For the better part of his nearly two decades at the church he has encouraged youths and adults alike to get out of their comfort zone and participate on a mission trip. The church has been involved both domestically and internationally and he feels it develops an individual spiritually anytime they place themselves in a situation they do not control.
Then he heard that the Georgia Baptist Mission Board might be exploring a connection with the Dominican Republic and thought he would give State Missionary Frank Nuckolls a call. The conversation between the Board and the Caribbean nation was in very early stages and Chancey wanted to know more.
Before long he and Nuckolls were strolling the streets of Santo Domingo and visiting with pastors, learning of the physical and spiritual needs. One area of concern that repeatedly surfaced is the void left behind when, in 2015, the International Mission Board redeployed its personnel to other fields.
“The pastors all reflected on how they had come to rely on the training and staff development provided by the missionaries,” he observed.
Independently, Otto Sanchez – president of the Dominican Baptist Convention and pastor of Iglesia Bautista Ozama – echoed those same concerns.
“Brother Sanchez freely admitted that the biggest concern is the pastors. There is a tremendous need to train church leadership and strengthen the churches with a vision to reach their communities,” he explained.
And that is the consensus of Nuckolls’ and Chancey’s joint trip to the island nation.
During the three-day August trip the two men met with nine pastors representing seven churches ranging from Santo Domingo – a major port as well as the capital and largest city – down to two smaller cities as far as 90 minutes into the countryside.
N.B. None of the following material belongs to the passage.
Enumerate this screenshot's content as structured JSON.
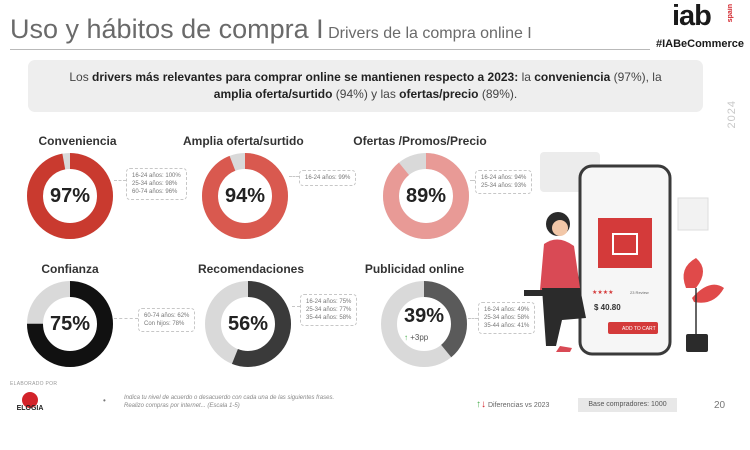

“From our limited time we did not see any of the hurricane damage that resulted from Irma hitting the island, which the Dominican Republic shares with Haiti. We know the devastation was very hard in Haiti and that many Baptists have ministered there this year but that was not our experience,” Chancey.
“From our limited time the DR, as many refer to it, was like most any tropical island in the Caribbean. Most of the churches in the Convention are small; I believe there are a couple that may have 1,000 members but the state convention president’s church had about 300 the day we visited and when I spoke. That included a special service where all Sunday School classes attended.”
Chancey would like to ask Georgia Baptist churches who are currently involved in ministry in the Dominican Republic to contact Frank Nuckolls at email@example.com to share their experience. A database would be a valuable resource as the connection moves forward.
In addition, Nuckolls has compiled the first draft of a list of needs that Georgia Baptists could easily meet through short-term volunteers or mission trips.
He also believes the DR would be a great mission experience for those at McDonough Road or other churches.
“We try to have an Acts 1:8 focus and take at least one international mission trip a year to complement our domestic outreach. I have noticed that anytime someone steps out of their comfort zone they experience a spiritual growth spurt; they find themselves depending on the Lord in a way unlike they have ever experienced back home.
His message to those contemplating such an adventure: “If you want to jump start your spiritual life, take an international mission trip, especially when you do not speak the local language. You will never return the same again.”